Ich wünsche euch beiden jedenfalls alles Gute!

Gruss, Huhu-Uhu
FrequentFlyer
Beiträge: 293
Registriert: 23. Dez 2017, 02:20

Re: Freundin depressiv aber nur abweisend zu mir

Beitrag von FrequentFlyer »

Huhu Huhu-Uhu,

das ist aber auch eine sehr schöne Geschichte mit dem Nick – ein sehr liebevoller Nick.

Ich glaube was ich derzeit am allerwenigsten machen sollte ist meiner Freundin irgendwelche Tipps geben. Das ist schon in „normalen“ Zeiten eher schwierig. Sie hat schon eine sehr starke und stolze Persönlichkeit – an sich. Auch in ihrem Beruf, den sie ja ohne Probleme weiter ausführen kann, steht sie ihren Mann, respektive ihre Frau. Das ist schon durchaus spukig. Es ist ein Beruf bei dem sie in der Öffentlichkeit exponiert ist und sie auf einem sehr hohem Niveau ihre Leistung bringt. Man würde nie im Leben darauf kommen das so ein Mensch an Depressionen leiden könnte. Ich hatte immer eher den Eindruck das sich ihr Gemütszustand in Leerlaufphasen (Urlaub daheim) verschlechtert. Und noch viel spukiger finde ich ihr Verhältnis zu Krankheit – also jetzt zu Infekten. Denn sich krank schreiben lassen geht bei ihr gar nicht. Lieber pfeift sie sich zig Tabletten rein um ein Fieber zu senken und geht weiter arbeiten. Wichtig ist ihr auch ihr Hund mit dem sie täglich kilometerweite Spaziergänge macht. Das ist die eine Seite. Die andere Seite ist derzeit geprägt von Selbstzweifeln, innerer Leere und ein völliger Rückzug – und nicht nur mir gegenüber. Und du hast dies schön ausgedrückt – sie hält dies alles eher für einen Charakterzug. Schließlich hat sie schon eine Therapie gemacht und seit dem ist sie geheilt von ihren Depressionen. Punkt.
Und dann, muss ich auch selbstkritisch sagen, bin ich auch nicht gerade ein einfacher Brocken. Das ist mir auch klar. Ich bin beruflich in einer Führungsposition, trage Verantwortung und bin auch noch geschult und erfahren in dem Führen von schwierigen Gesprächen. Und so eine berufliche Sozialisation (ich bin über 50) färbt ab. Ich sehe hier einfach nur lösbare Probleme – mit zig Möglichkeiten schrittweise voranzukommen. Einfach loslegen – fangen wir mal mit der "Muskelrelaxion nach Jakobson" an. Ich probier es gleich bei mir daheim auch mit aus. Ich schätze du wirst auch der Meinung sein, dass dies hier so nicht klappt. Aber so ein Stück weit bin ich halt so.
Hier haben sich schon zwei starke Persönlichkeiten gefunden und eine Krankheit dividiert sie wieder auseinander – und das ist traurig.
Aber aus meinen Ausführungen siehst du, das ein offenes Reden darüber eher schwierig wird.
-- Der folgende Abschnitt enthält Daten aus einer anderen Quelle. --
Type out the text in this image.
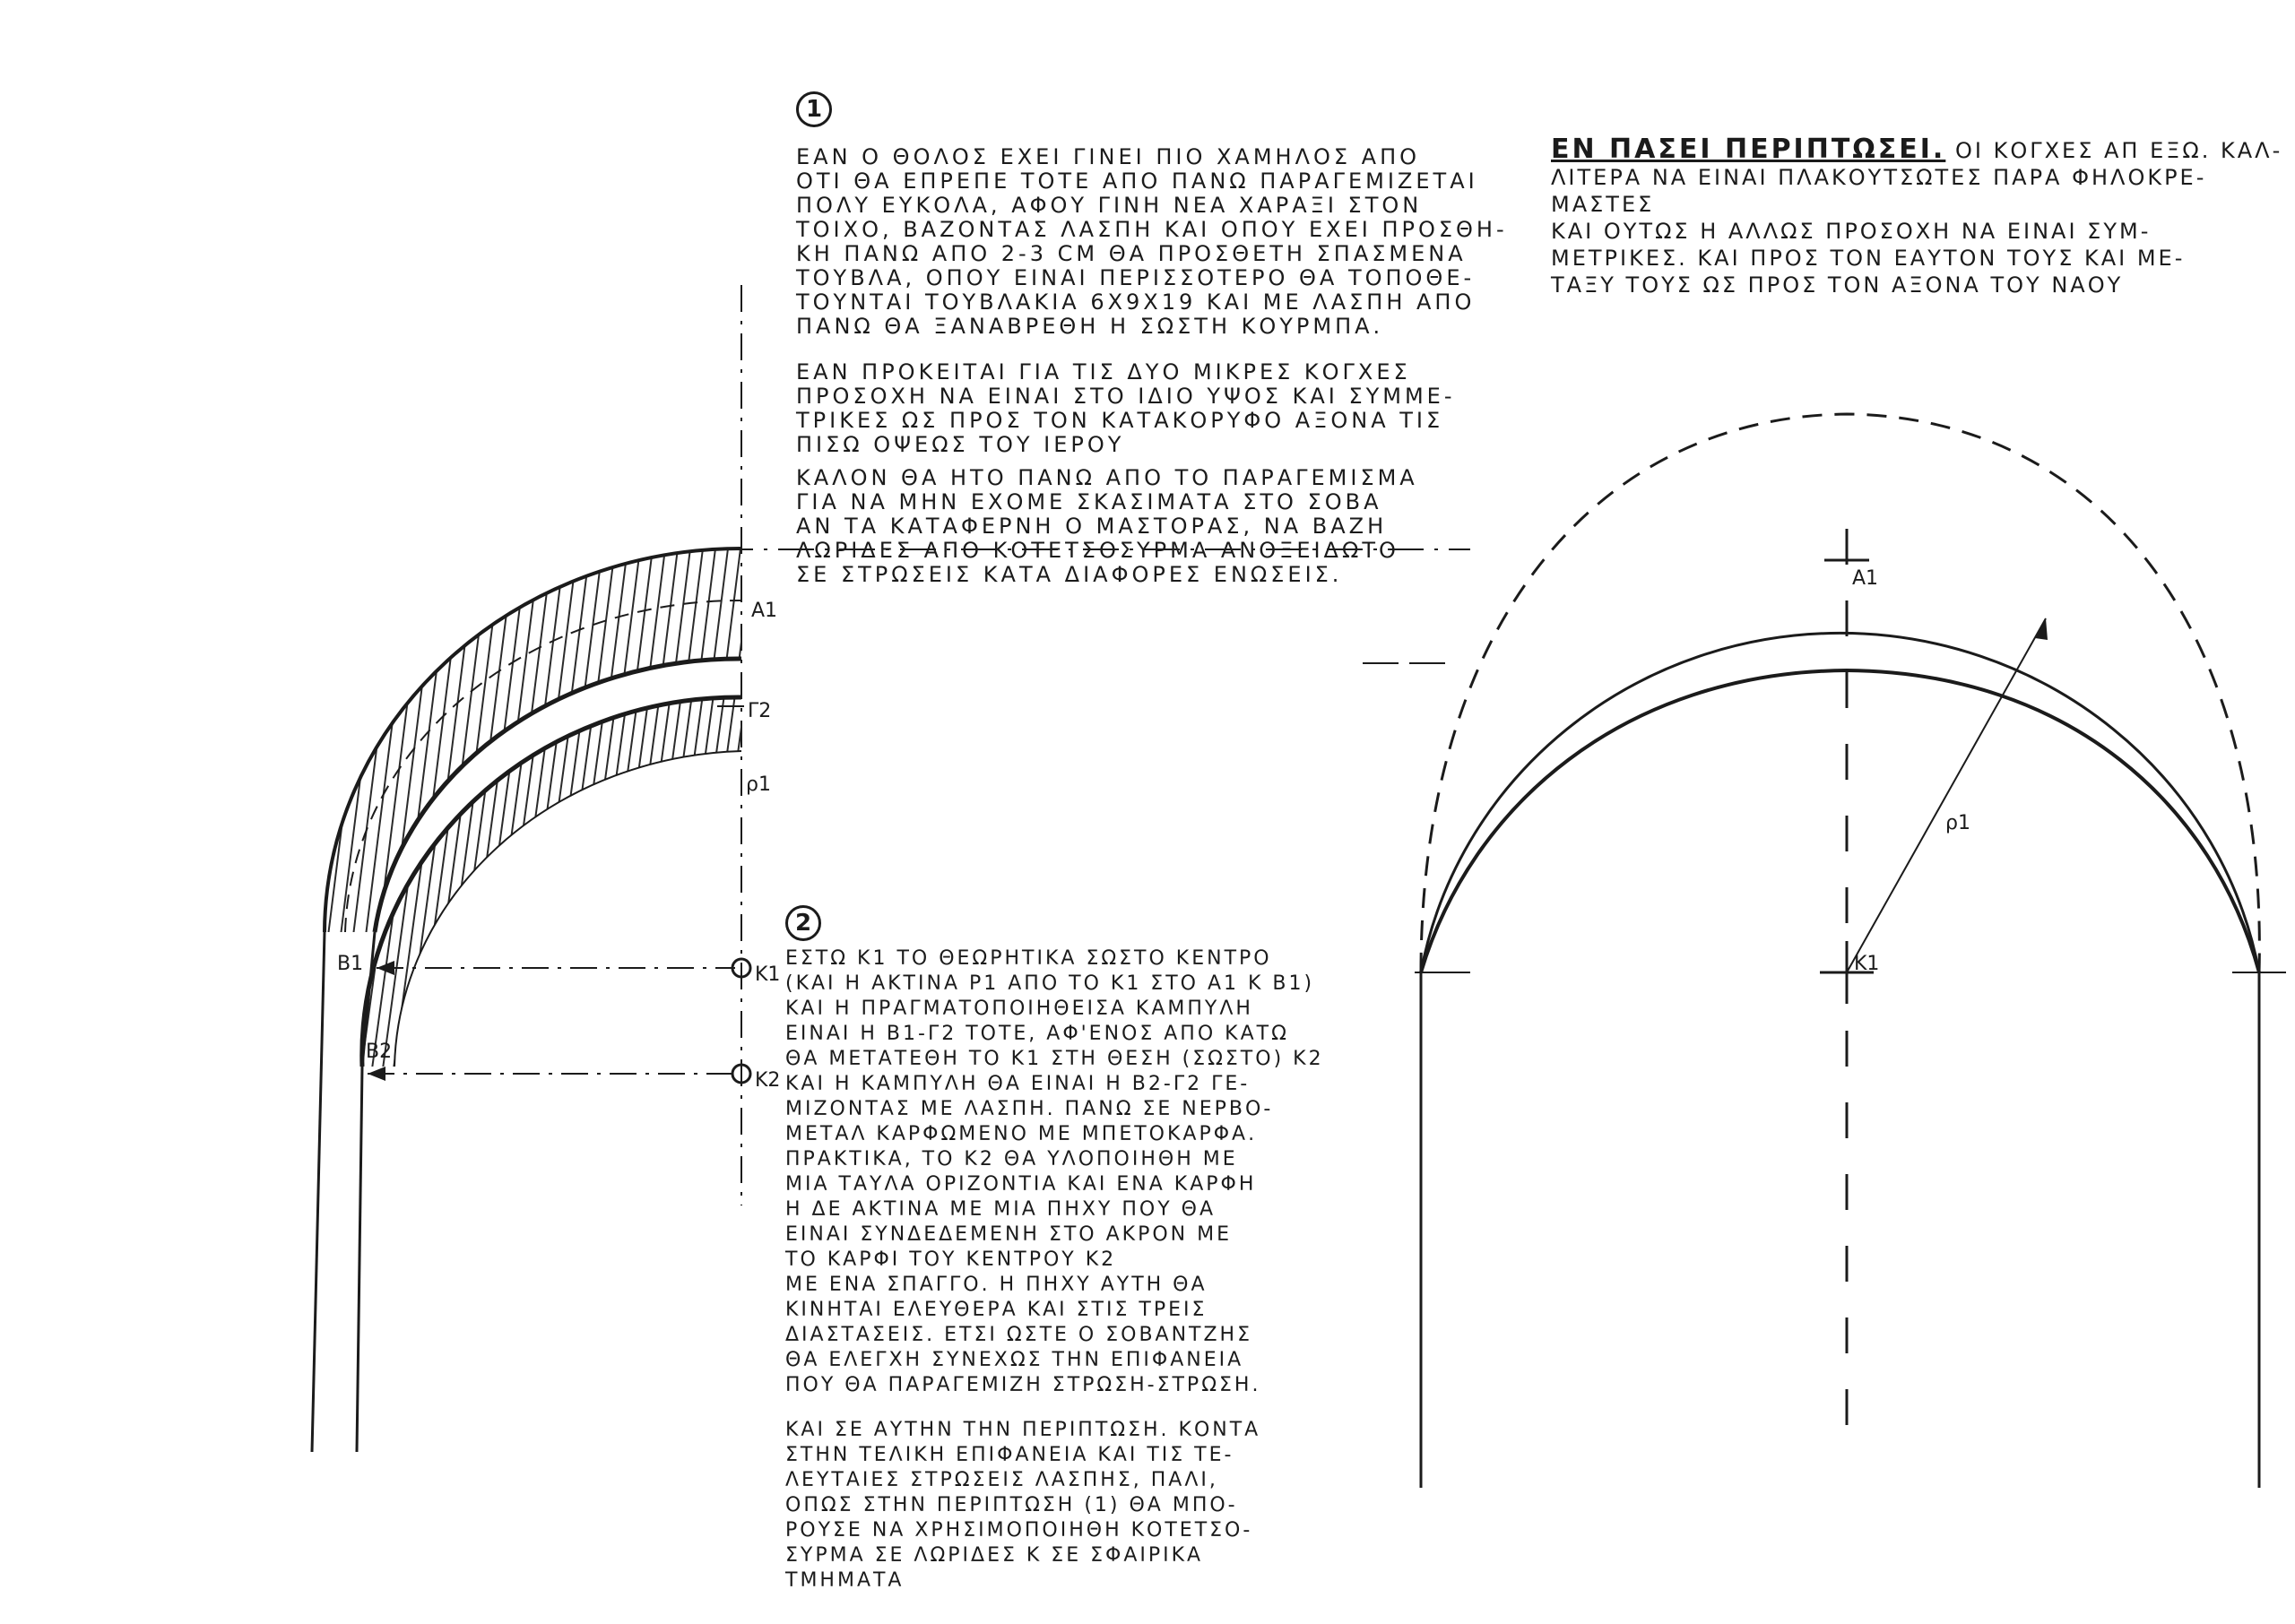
1

ΕΑΝ Ο ΘΟΛΟΣ ΕΧΕΙ ΓΙΝΕΙ ΠΙΟ ΧΑΜΗΛΟΣ ΑΠΟ

ΟΤΙ ΘΑ ΕΠΡΕΠΕ ΤΟΤΕ ΑΠΟ ΠΑΝΩ ΠΑΡΑΓΕΜΙΖΕΤΑΙ

ΠΟΛΥ ΕΥΚΟΛΑ, ΑΦΟΥ ΓΙΝΗ ΝΕΑ ΧΑΡΑΞΙ ΣΤΟΝ

ΤΟΙΧΟ, ΒΑΖΟΝΤΑΣ ΛΑΣΠΗ ΚΑΙ ΟΠΟΥ ΕΧΕΙ ΠΡΟΣΘΗ-

ΚΗ ΠΑΝΩ ΑΠΟ 2-3 CM ΘΑ ΠΡΟΣΘΕΤΗ ΣΠΑΣΜΕΝΑ

ΤΟΥΒΛΑ, ΟΠΟΥ ΕΙΝΑΙ ΠΕΡΙΣΣΟΤΕΡΟ ΘΑ ΤΟΠΟΘΕ-

ΤΟΥΝΤΑΙ ΤΟΥΒΛΑΚΙΑ 6X9X19 ΚΑΙ ΜΕ ΛΑΣΠΗ ΑΠΟ

ΠΑΝΩ ΘΑ ΞΑΝΑΒΡΕΘΗ Η ΣΩΣΤΗ ΚΟΥΡΜΠΑ.

ΕΑΝ ΠΡΟΚΕΙΤΑΙ ΓΙΑ ΤΙΣ ΔΥΟ ΜΙΚΡΕΣ ΚΟΓΧΕΣ

ΠΡΟΣΟΧΗ ΝΑ ΕΙΝΑΙ ΣΤΟ ΙΔΙΟ ΥΨΟΣ ΚΑΙ ΣΥΜΜΕ-

ΤΡΙΚΕΣ ΩΣ ΠΡΟΣ ΤΟΝ ΚΑΤΑΚΟΡΥΦΟ ΑΞΟΝΑ ΤΙΣ

ΠΙΣΩ ΟΨΕΩΣ ΤΟΥ ΙΕΡΟΥ

ΚΑΛΟΝ ΘΑ ΗΤΟ ΠΑΝΩ ΑΠΟ ΤΟ ΠΑΡΑΓΕΜΙΣΜΑ

ΓΙΑ ΝΑ ΜΗΝ ΕΧΟΜΕ ΣΚΑΣΙΜΑΤΑ ΣΤΟ ΣΟΒΑ

ΑΝ ΤΑ ΚΑΤΑΦΕΡΝΗ Ο ΜΑΣΤΟΡΑΣ, ΝΑ ΒΑΖΗ

ΛΩΡΙΔΕΣ ΑΠΟ ΚΟΤΕΤΣΟΣΥΡΜΑ ΑΝΟΞΕΙΔΩΤΟ

ΣΕ ΣΤΡΩΣΕΙΣ ΚΑΤΑ ΔΙΑΦΟΡΕΣ ΕΝΩΣΕΙΣ.

2

ΕΣΤΩ Κ1 ΤΟ ΘΕΩΡΗΤΙΚΑ ΣΩΣΤΟ ΚΕΝΤΡΟ

(ΚΑΙ Η ΑΚΤΙΝΑ Ρ1 ΑΠΟ ΤΟ Κ1 ΣΤΟ Α1 Κ Β1)

ΚΑΙ Η ΠΡΑΓΜΑΤΟΠΟΙΗΘΕΙΣΑ ΚΑΜΠΥΛΗ

ΕΙΝΑΙ Η Β1-Γ2 ΤΟΤΕ, ΑΦ'ΕΝΟΣ ΑΠΟ ΚΑΤΩ

ΘΑ ΜΕΤΑΤΕΘΗ ΤΟ Κ1 ΣΤΗ ΘΕΣΗ (ΣΩΣΤΟ) Κ2

ΚΑΙ Η ΚΑΜΠΥΛΗ ΘΑ ΕΙΝΑΙ Η Β2-Γ2 ΓΕ-

ΜΙΖΟΝΤΑΣ ΜΕ ΛΑΣΠΗ. ΠΑΝΩ ΣΕ ΝΕΡΒΟ-

ΜΕΤΑΛ ΚΑΡΦΩΜΕΝΟ ΜΕ ΜΠΕΤΟΚΑΡΦΑ.

ΠΡΑΚΤΙΚΑ, ΤΟ Κ2 ΘΑ ΥΛΟΠΟΙΗΘΗ ΜΕ

ΜΙΑ ΤΑΥΛΑ ΟΡΙΖΟΝΤΙΑ ΚΑΙ ΕΝΑ ΚΑΡΦΗ

Η ΔΕ ΑΚΤΙΝΑ ΜΕ ΜΙΑ ΠΗΧΥ ΠΟΥ ΘΑ

ΕΙΝΑΙ ΣΥΝΔΕΔΕΜΕΝΗ ΣΤΟ ΑΚΡΟΝ ΜΕ

ΤΟ ΚΑΡΦΙ ΤΟΥ ΚΕΝΤΡΟΥ Κ2

ΜΕ ΕΝΑ ΣΠΑΓΓΟ. Η ΠΗΧΥ ΑΥΤΗ ΘΑ

ΚΙΝΗΤΑΙ ΕΛΕΥΘΕΡΑ ΚΑΙ ΣΤΙΣ ΤΡΕΙΣ

ΔΙΑΣΤΑΣΕΙΣ. ΕΤΣΙ ΩΣΤΕ Ο ΣΟΒΑΝΤΖΗΣ

ΘΑ ΕΛΕΓΧΗ ΣΥΝΕΧΩΣ ΤΗΝ ΕΠΙΦΑΝΕΙΑ

ΠΟΥ ΘΑ ΠΑΡΑΓΕΜΙΖΗ ΣΤΡΩΣΗ-ΣΤΡΩΣΗ.

ΚΑΙ ΣΕ ΑΥΤΗΝ ΤΗΝ ΠΕΡΙΠΤΩΣΗ. ΚΟΝΤΑ

ΣΤΗΝ ΤΕΛΙΚΗ ΕΠΙΦΑΝΕΙΑ ΚΑΙ ΤΙΣ ΤΕ-

ΛΕΥΤΑΙΕΣ ΣΤΡΩΣΕΙΣ ΛΑΣΠΗΣ, ΠΑΛΙ,

ΟΠΩΣ ΣΤΗΝ ΠΕΡΙΠΤΩΣΗ (1) ΘΑ ΜΠΟ-

ΡΟΥΣΕ ΝΑ ΧΡΗΣΙΜΟΠΟΙΗΘΗ ΚΟΤΕΤΣΟ-

ΣΥΡΜΑ ΣΕ ΛΩΡΙΔΕΣ Κ ΣΕ ΣΦΑΙΡΙΚΑ

ΤΜΗΜΑΤΑ

ΕΝ ΠΑΣΕΙ ΠΕΡΙΠΤΩΣΕΙ. ΟΙ ΚΟΓΧΕΣ ΑΠ ΕΞΩ. ΚΑΛ-

ΛΙΤΕΡΑ ΝΑ ΕΙΝΑΙ ΠΛΑΚΟΥΤΣΩΤΕΣ ΠΑΡΑ ΦΗΛΟΚΡΕ-

ΜΑΣΤΕΣ

ΚΑΙ ΟΥΤΩΣ Η ΑΛΛΩΣ ΠΡΟΣΟΧΗ ΝΑ ΕΙΝΑΙ ΣΥΜ-

ΜΕΤΡΙΚΕΣ. ΚΑΙ ΠΡΟΣ ΤΟΝ ΕΑΥΤΟΝ ΤΟΥΣ ΚΑΙ ΜΕ-

ΤΑΞΥ ΤΟΥΣ ΩΣ ΠΡΟΣ ΤΟΝ ΑΞΟΝΑ ΤΟΥ ΝΑΟΥ

A1
Γ2
ρ1
B1
B2
K1
K2
A1
ρ1
K1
Eine Sache zu deinem Satz „Stell dich nicht tot“ fällt mir noch ein: Dieses Zurückziehen, dieses Schweigen tut aus einem ganz bestimmten Grund in einer Partnerschaft richtig weh. Es ist Liebesentzug, wenn auch ohne Absicht. Aber es ist es. Einen Weg dieses nicht als solches erscheinen zu lassen wäre schön. Mir fällt keiner ein im Moment.